Antes que pudesse soltar a forma, sentiu um solavanco no braço. Tentou puxá-lo
para fora, mas foi em vão. Em poucos instantes, estava com o peito dentro do
forno, tentando afastar a cabeça daquele calor. A máquina também se esforçava
para sugá-lo, puxando-o cada vez mais forte. Em um ato de desespero, o rapaz se
agarrou com as duas mãos em uma asa da borboleta de metal, abaixo da palavra
“Maruska”. Quando o vigilante ouviu os gritos, entrou na cozinha depressa e não
acreditou no que estava vendo. Metade do corpo do jovem estava sendo engolida
por uma máquina.
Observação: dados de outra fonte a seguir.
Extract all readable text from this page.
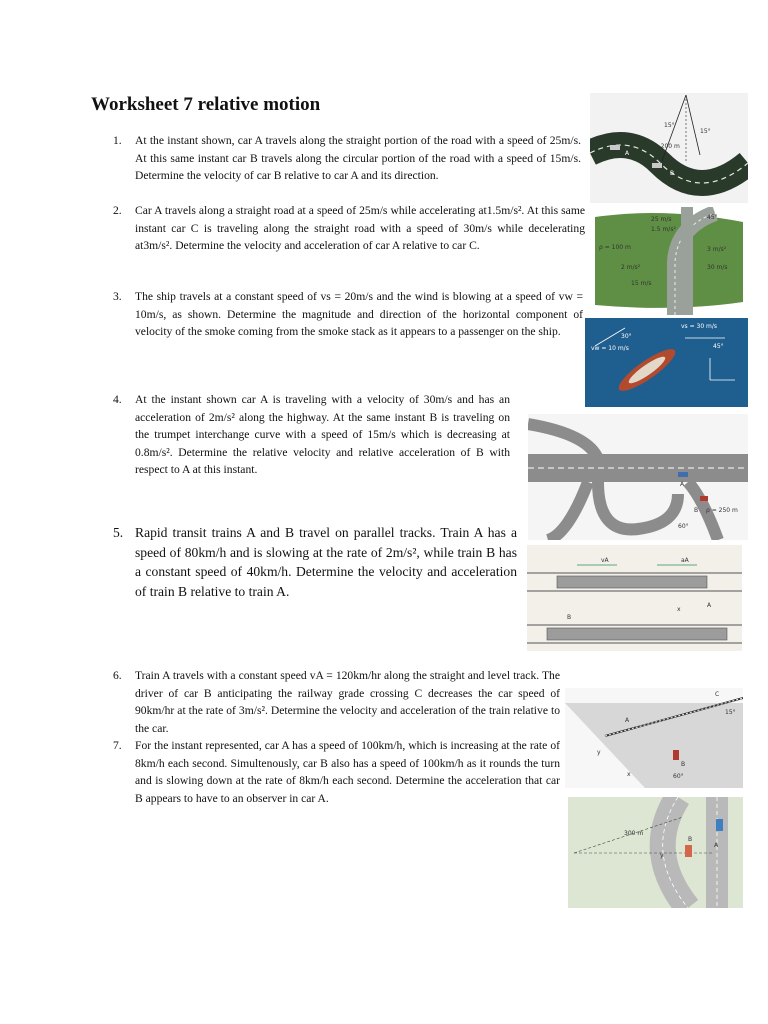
Worksheet 7 relative motion
1. At the instant shown, car A travels along the straight portion of the road with a speed of 25m/s. At this same instant car B travels along the circular portion of the road with a speed of 15m/s. Determine the velocity of car B relative to car A and its direction.
2. Car A travels along a straight road at a speed of 25m/s while accelerating at1.5m/s². At this same instant car C is traveling along the straight road with a speed of 30m/s while decelerating at3m/s². Determine the velocity and acceleration of car A relative to car C.
3. The ship travels at a constant speed of vs = 20m/s and the wind is blowing at a speed of vw = 10m/s, as shown. Determine the magnitude and direction of the horizontal component of velocity of the smoke coming from the smoke stack as it appears to a passenger on the ship.
4. At the instant shown car A is traveling with a velocity of 30m/s and has an acceleration of 2m/s² along the highway. At the same instant B is traveling on the trumpet interchange curve with a speed of 15m/s which is decreasing at 0.8m/s². Determine the relative velocity and relative acceleration of B with respect to A at this instant.
5. Rapid transit trains A and B travel on parallel tracks. Train A has a speed of 80km/h and is slowing at the rate of 2m/s², while train B has a constant speed of 40km/h. Determine the velocity and acceleration of train B relative to train A.
6. Train A travels with a constant speed vA = 120km/hr along the straight and level track. The driver of car B anticipating the railway grade crossing C decreases the car speed of 90km/hr at the rate of 3m/s². Determine the velocity and acceleration of the train relative to the car.
7. For the instant represented, car A has a speed of 100km/h, which is increasing at the rate of 8km/h each second. Simultenously, car B also has a speed of 100km/h as it rounds the turn and is slowing down at the rate of 8km/h each second. Determine the acceleration that car B appears to have to an observer in car A.
ρ = 200 m
15°
15°
A
B
25 m/s
1.5 m/s²
45°
ρ = 100 m	3 m/s²
30 m/s
2 m/s²
15 m/s
vs = 30 m/s
vw = 10 m/s
30°
45°
A
B ρ = 250 m
60°
vA	aA
A
B
x
C
15°
60°
A
B
y
x
300 m
B
A
y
Antes que pudesse chegar até ele para ajudá-lo, a asa da
borboleta se partiu e o rapaz foi tragado pela boca de metal da máquina. Não
houve tempo para ele soltar a asa da borboleta e ela foi engolida junto com
ele. Em estado de choque, o vigilante abriu a porta do forno, mas não havia nada
lá.
Todos estavam com pena do
pobre homem. Alguns pensavam que tantos anos trabalhando como vigilante o
deixaram maluco, mas ele jurava que o forno devorara o estagiário.
A polícia local recebeu
investigadores da capital para solucionar a onda de desaparecimentos de pessoas
e qual a relação disso com o RU, mas a suposição de uma máquina estar engolindo
pessoas estava totalmente descartada.
A proprietária da empresa
administradora do RU, já desanimada com três desaparecimentos envolvendo seu
nome e sua empresa, decidiu se desfazer de Maruska. Apesar de não acreditar na
história do vigilante, sabia que os problemas começaram depois que ela adquiriu
a supermáquina. Então, entrou em contato com o fabricante e, concordando em
receber um valor menor do que ela havia pago, combinaram a devolução do
equipamento.
Essa história aconteceu de
verdade no Restaurante Universitário da UFFS.
Logicamente,
o volume de trabalho aumentaria significativamente sem a ajuda de Maruska. Por
isso, foi contratada uma nova cozinheira. Alta, loira e robusta, era muito
trabalhadora e simpática com os colegas e estagiários. Os demais funcionários
ficavam impressionados com sua destreza na cozinha. Conhecia centenas de
receitas e apesar de jovem – não devia ter mais que trinta anos – aparentava
ter uma experiência enorme com cozinhas de restaurantes. E além disso, tinha
uma bela tatuagem no braço direito: uma borboleta com apenas uma asa.